Отец срывал с себя сапоги, галифе, гимнастерку. Наган под подушку. Забывался мгновенно. И его лицо было отмечено непреклонной справедливостью даже во сне.
По требованию отца мать вызвали на заседание правления колхоза и сняли с работы.
А накануне жатвы, во время полдневного урагана, какие здесь налетали часто, детский сад, кем-то подожженный в комнатах, весь выгорел изнутри и полузавалился. Дети увидели пожар с берега, где строили песочную деревню.

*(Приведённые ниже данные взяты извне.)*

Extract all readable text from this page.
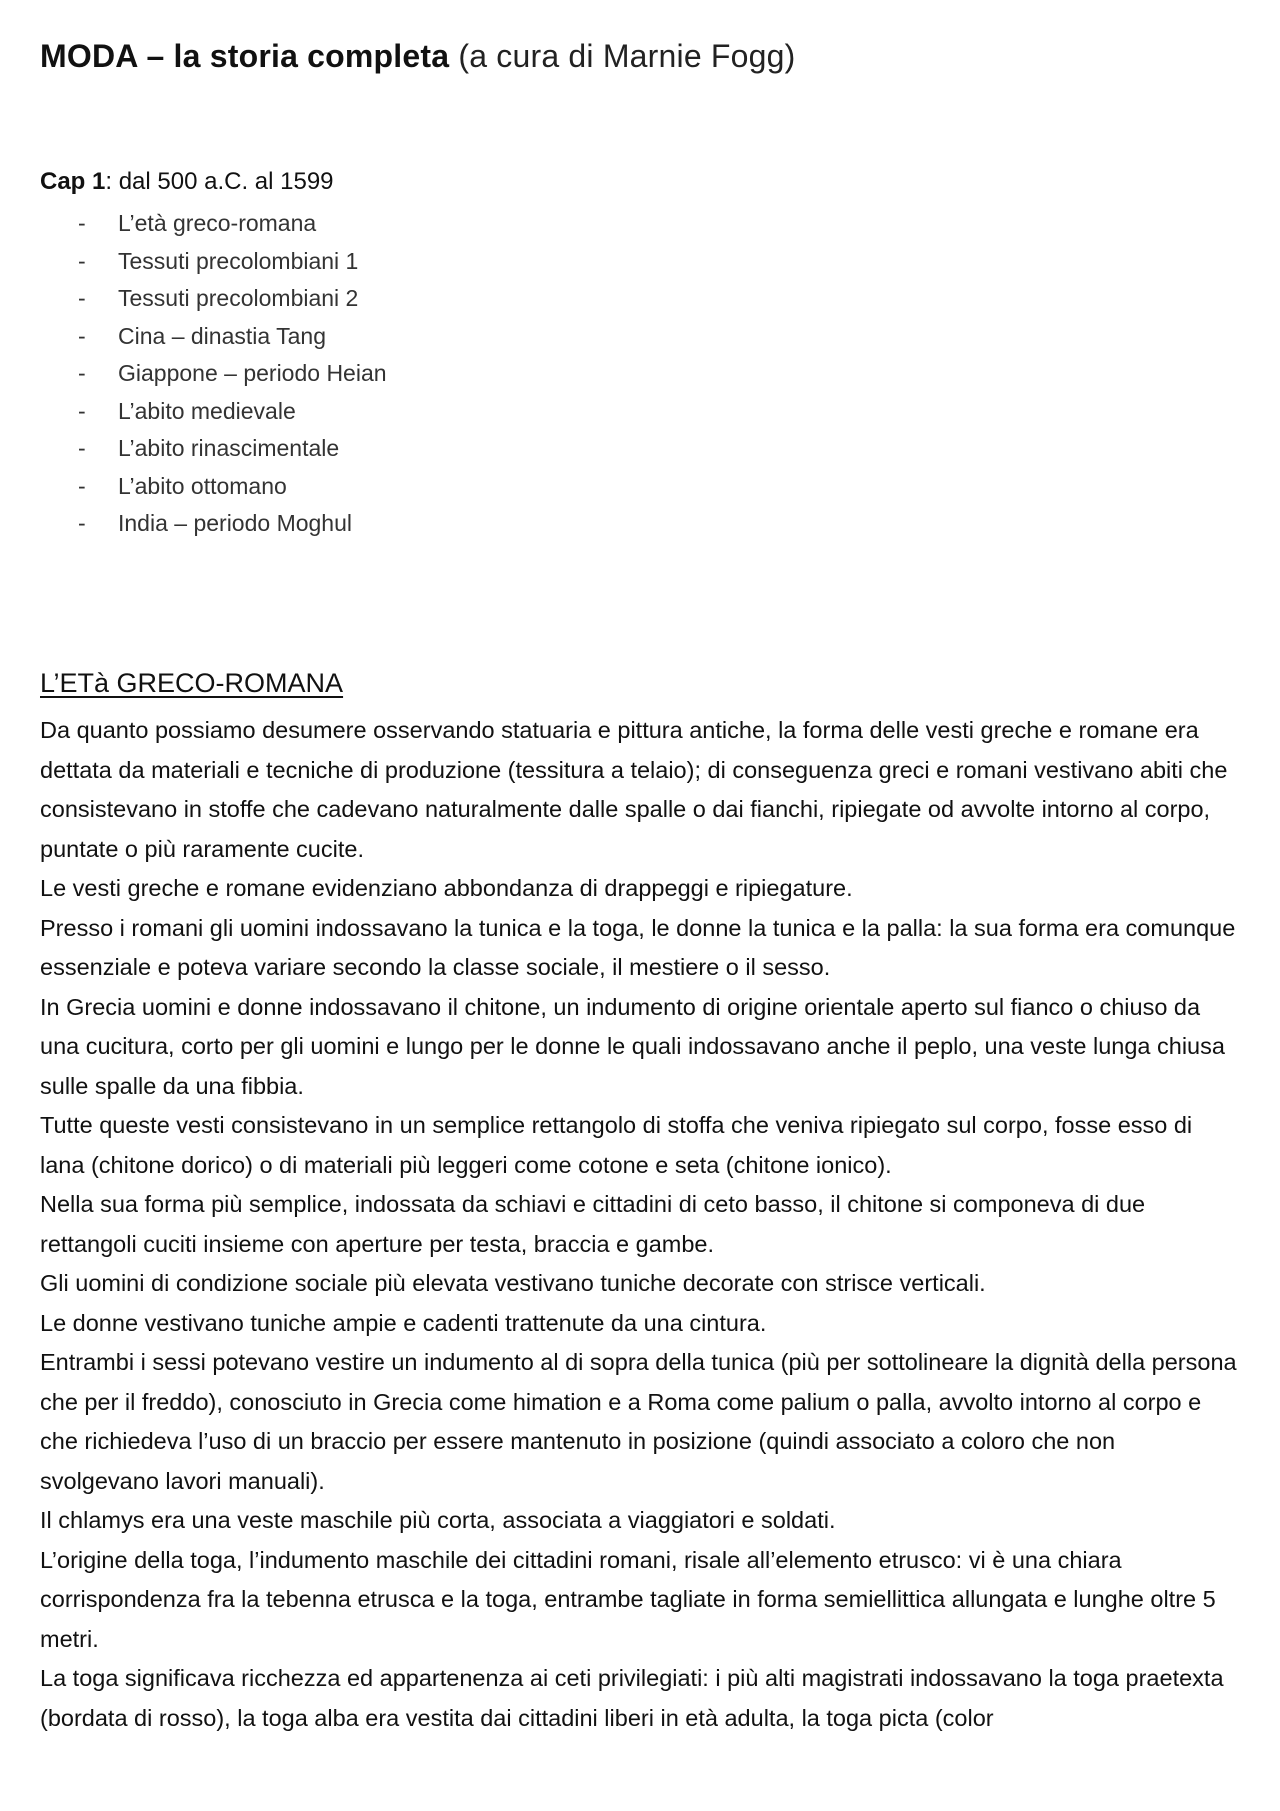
MODA – la storia completa (a cura di Marnie Fogg)
Cap 1: dal 500 a.C. al 1599
- L’età greco-romana
- Tessuti precolombiani 1
- Tessuti precolombiani 2
- Cina – dinastia Tang
- Giappone – periodo Heian
- L’abito medievale
- L’abito rinascimentale
- L’abito ottomano
- India – periodo Moghul
L’ETà GRECO-ROMANA

Da quanto possiamo desumere osservando statuaria e pittura antiche, la forma delle vesti greche e romane era dettata da materiali e tecniche di produzione (tessitura a telaio); di conseguenza greci e romani vestivano abiti che consistevano in stoffe che cadevano naturalmente dalle spalle o dai fianchi, ripiegate od avvolte intorno al corpo, puntate o più raramente cucite.

Le vesti greche e romane evidenziano abbondanza di drappeggi e ripiegature.

Presso i romani gli uomini indossavano la tunica e la toga, le donne la tunica e la palla: la sua forma era comunque essenziale e poteva variare secondo la classe sociale, il mestiere o il sesso.

In Grecia uomini e donne indossavano il chitone, un indumento di origine orientale aperto sul fianco o chiuso da una cucitura, corto per gli uomini e lungo per le donne le quali indossavano anche il peplo, una veste lunga chiusa sulle spalle da una fibbia.

Tutte queste vesti consistevano in un semplice rettangolo di stoffa che veniva ripiegato sul corpo, fosse esso di lana (chitone dorico) o di materiali più leggeri come cotone e seta (chitone ionico).

Nella sua forma più semplice, indossata da schiavi e cittadini di ceto basso, il chitone si componeva di due rettangoli cuciti insieme con aperture per testa, braccia e gambe.

Gli uomini di condizione sociale più elevata vestivano tuniche decorate con strisce verticali.

Le donne vestivano tuniche ampie e cadenti trattenute da una cintura.

Entrambi i sessi potevano vestire un indumento al di sopra della tunica (più per sottolineare la dignità della persona che per il freddo), conosciuto in Grecia come himation e a Roma come palium o palla, avvolto intorno al corpo e che richiedeva l’uso di un braccio per essere mantenuto in posizione (quindi associato a coloro che non svolgevano lavori manuali).

Il chlamys era una veste maschile più corta, associata a viaggiatori e soldati.

L’origine della toga, l’indumento maschile dei cittadini romani, risale all’elemento etrusco: vi è una chiara corrispondenza fra la tebenna etrusca e la toga, entrambe tagliate in forma semiellittica allungata e lunghe oltre 5 metri.

La toga significava ricchezza ed appartenenza ai ceti privilegiati: i più alti magistrati indossavano la toga praetexta (bordata di rosso), la toga alba era vestita dai cittadini liberi in età adulta, la toga picta (color
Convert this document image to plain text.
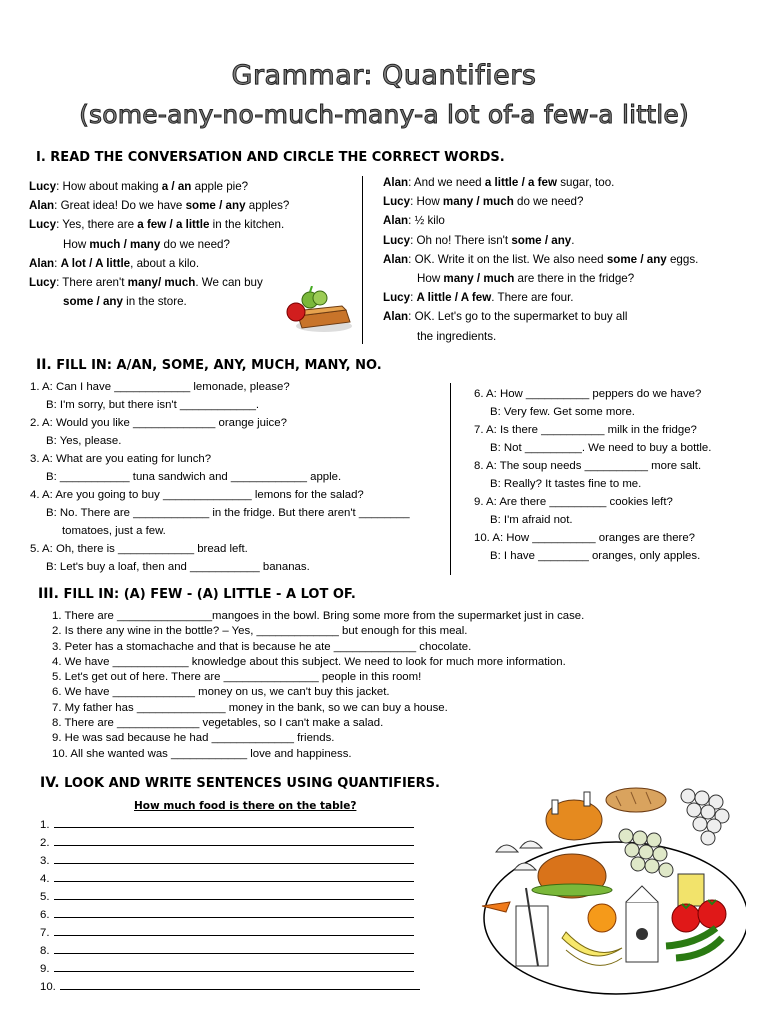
Grammar: Quantifiers
(some-any-no-much-many-a lot of-a few-a little)
I. READ THE CONVERSATION AND CIRCLE THE CORRECT WORDS.
Lucy: How about making a / an apple pie?
Alan: Great idea! Do we have some / any apples?
Lucy: Yes, there are a few / a little in the kitchen.
How much / many do we need?
Alan: A lot / A little, about a kilo.
Lucy: There aren't many/ much. We can buy
some / any in the store.
Alan: And we need a little / a few sugar, too.
Lucy: How many / much do we need?
Alan: ½ kilo
Lucy: Oh no! There isn't some / any.
Alan: OK. Write it on the list. We also need some / any eggs.
How many / much are there in the fridge?
Lucy: A little / A few. There are four.
Alan: OK. Let's go to the supermarket to buy all
the ingredients.
II. FILL IN: A/AN, SOME, ANY, MUCH, MANY, NO.
1. A: Can I have ____________ lemonade, please?
B: I'm sorry, but there isn't ____________.
2. A: Would you like _____________ orange juice?
B: Yes, please.
3. A: What are you eating for lunch?
B: ___________ tuna sandwich and ____________ apple.
4. A: Are you going to buy ______________ lemons for the salad?
B: No. There are ____________ in the fridge. But there aren't ________
tomatoes, just a few.
5. A: Oh, there is ____________ bread left.
B: Let's buy a loaf, then and ___________ bananas.
6. A: How __________ peppers do we have?
B: Very few. Get some more.
7. A: Is there __________ milk in the fridge?
B: Not _________. We need to buy a bottle.
8. A: The soup needs __________ more salt.
B: Really? It tastes fine to me.
9. A: Are there _________ cookies left?
B: I'm afraid not.
10. A: How __________ oranges are there?
B: I have ________ oranges, only apples.
III. FILL IN: (A) FEW - (A) LITTLE - A LOT OF.
1. There are _______________mangoes in the bowl. Bring some more from the supermarket just in case.
2. Is there any wine in the bottle? – Yes, _____________ but enough for this meal.
3. Peter has a stomachache and that is because he ate _____________ chocolate.
4. We have ____________ knowledge about this subject. We need to look for much more information.
5. Let's get out of here. There are _______________ people in this room!
6. We have _____________ money on us, we can't buy this jacket.
7. My father has ______________ money in the bank, so we can buy a house.
8. There are _____________ vegetables, so I can't make a salad.
9. He was sad because he had _____________ friends.
10. All she wanted was ____________ love and happiness.
IV. LOOK AND WRITE SENTENCES USING QUANTIFIERS.
How much food is there on the table?
1.
2.
3.
4.
5.
6.
7.
8.
9.
10.
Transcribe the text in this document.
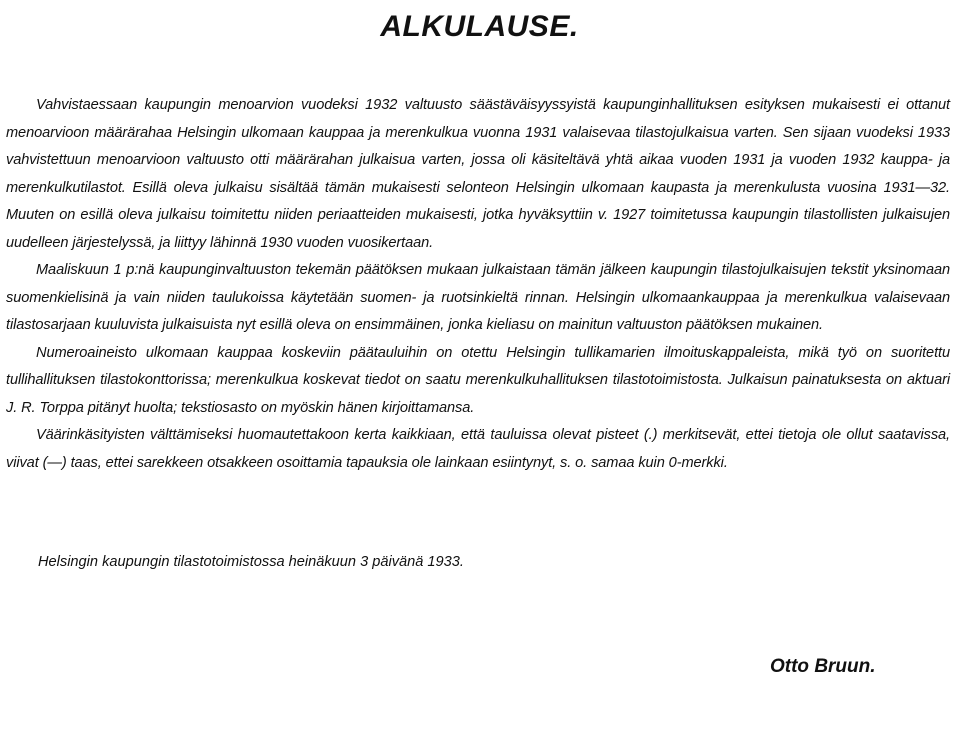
ALKULAUSE.

Vahvistaessaan kaupungin menoarvion vuodeksi 1932 valtuusto säästäväisyyssyistä kaupunginhallituksen esityksen mukaisesti ei ottanut menoarvioon määrärahaa Helsingin ulkomaan kauppaa ja merenkulkua vuonna 1931 valaisevaa tilastojulkaisua varten. Sen sijaan vuodeksi 1933 vahvistettuun menoarvioon valtuusto otti määrärahan julkaisua varten, jossa oli käsiteltävä yhtä aikaa vuoden 1931 ja vuoden 1932 kauppa- ja merenkulkutilastot. Esillä oleva julkaisu sisältää tämän mukaisesti selonteon Helsingin ulkomaan kaupasta ja merenkulusta vuosina 1931—32. Muuten on esillä oleva julkaisu toimitettu niiden periaatteiden mukaisesti, jotka hyväksyttiin v. 1927 toimitetussa kaupungin tilastollisten julkaisujen uudelleen järjestelyssä, ja liittyy lähinnä 1930 vuoden vuosikertaan.

Maaliskuun 1 p:nä kaupunginvaltuuston tekemän päätöksen mukaan julkaistaan tämän jälkeen kaupungin tilastojulkaisujen tekstit yksinomaan suomenkielisinä ja vain niiden taulukoissa käytetään suomen- ja ruotsinkieltä rinnan. Helsingin ulkomaankauppaa ja merenkulkua valaisevaan tilastosarjaan kuuluvista julkaisuista nyt esillä oleva on ensimmäinen, jonka kieliasu on mainitun valtuuston päätöksen mukainen.

Numeroaineisto ulkomaan kauppaa koskeviin päätauluihin on otettu Helsingin tullikamarien ilmoituskappaleista, mikä työ on suoritettu tullihallituksen tilastokonttorissa; merenkulkua koskevat tiedot on saatu merenkulkuhallituksen tilastotoimistosta. Julkaisun painatuksesta on aktuari J. R. Torppa pitänyt huolta; tekstiosasto on myöskin hänen kirjoittamansa.

Väärinkäsityisten välttämiseksi huomautettakoon kerta kaikkiaan, että tauluissa olevat pisteet (.) merkitsevät, ettei tietoja ole ollut saatavissa, viivat (—) taas, ettei sarekkeen otsakkeen osoittamia tapauksia ole lainkaan esiintynyt, s. o. samaa kuin 0-merkki.

Helsingin kaupungin tilastotoimistossa heinäkuun 3 päivänä 1933.

Otto Bruun.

Вскоре после этой беды мать бежала в Железнодольск.
Глава восьмая
Любил ли он ее?
Его отношение к ней осталось в моих впечатлениях однокрасочным: суров, взыскивает, наставляет. Хоть бы раз невольная нежность подплавила строгий взгляд и ласка, пусть мгновенная, подтопила льдистый фальцет. Ничего этого не находит в себе моя ранняя память.
И все-таки, наверно, он любил.
Вот что случилось, когда мне было почти полных восемь лет.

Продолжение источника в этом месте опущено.